Daniel Campbell is a liar! That’s the first thing that springs to mind when it comes to listening to No Closer To Heaven, it’s been five years since he announced he wasn’t sad anymore and if the 4 albums they’ve put out are anything to go by, someone wasn’t being honest. No Closer To Heaven is a complete rehashing of everything The Wonder Years have previously done; yes there’s a greater level of instrumental dynamics than is typical of the genre, yes the band is still pretty good at writing somewhat catchy songs and yes Campbell is still depressed, still sorry he doesn’t laugh at the right times and still pushing that same worn out rhetoric that has made up the bulk of The Upsides, Suburbia and The Greatest Generation.
The problem is that No Closer To Heaven basically spits on everything the band accomplished with The Greatest Generation, TGG saw the band moving beyond their previous work, challenging song structures, layered vocal set ups that put each member to good use, a driving lyrical narrative and all of it was backed by excellent production. No Closer To Heaven feels like nearly every track was produced by a different person, it’s disjointed, at time (Cardinals) everything fits incredibly well, at others (A Song For Ernest Hemingway) it’s a complete mess, by the fifth album in a bands career these sort of issues aren’t going to be glossed over any more.
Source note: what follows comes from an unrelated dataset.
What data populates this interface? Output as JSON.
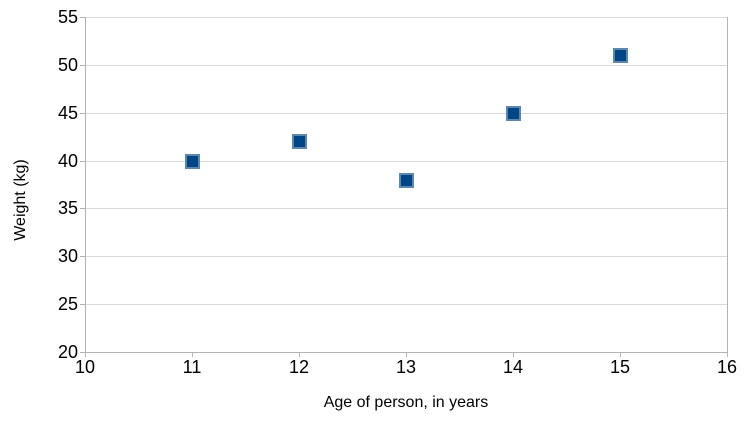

Truthfully the real issue with No Closer To Heaven isn’t what it does, but rather what it fails to do; previous albums flowed incredibly well, never getting tiresome and worn out. Comparatively No Closer To Heaven loses its steam six tracks in and struggles to regain it for the rest of the duration. The Upsides, Suburbia and The Greatest Generation were conceived as a trilogy and that ends up hurting No Closer To Heaven because the band hasn’t been able to move past that sound into new territory, there are minor stylistic changes that hint at progression but how they’re utilised is damaging to the album itself. Campbell has grown tremendously as a vocalist over the years, but on No Closer To Heaven it appears he’s gotten both too confident and too timid at the same time; on previous works the other band members would often jump in to save Campbell or rather the song itself from getting too dull and boring, with Campbell now contributing 99% of the vocal performance it serves to highlight just how limited his range really is.
The decision to include Jason Butler on “Stained Glass Ceilings” was an interesting choice, he certainly stands out, but at the same time one has to question whether he really fits the sound of the track and whether his appearance is entirely necessary for the song to work. The band itself is still as on point as they’ve ever been, they’re just not doing anything new, they’re not challenging themselves or the listener and unfortunately having built their career on challenging the pop-punk stereotype it’s somewhat expected that they maintain a healthy level of progression. No Closer To Heaven isn’t a bad album, just a bad The Wonder Years album, hopefully some of the minor progressions can be expanded on but for now No Closer To Heaven is a letdown, the style and sound have been played out far too heavily in the past two years (Modern Baseball, The Hotelier, Tigers Jaw), it’s unfortunate that The Wonder Years had to be the straw that broke the camel’s back, but at this point it’s time to say thanks for the ride and move on.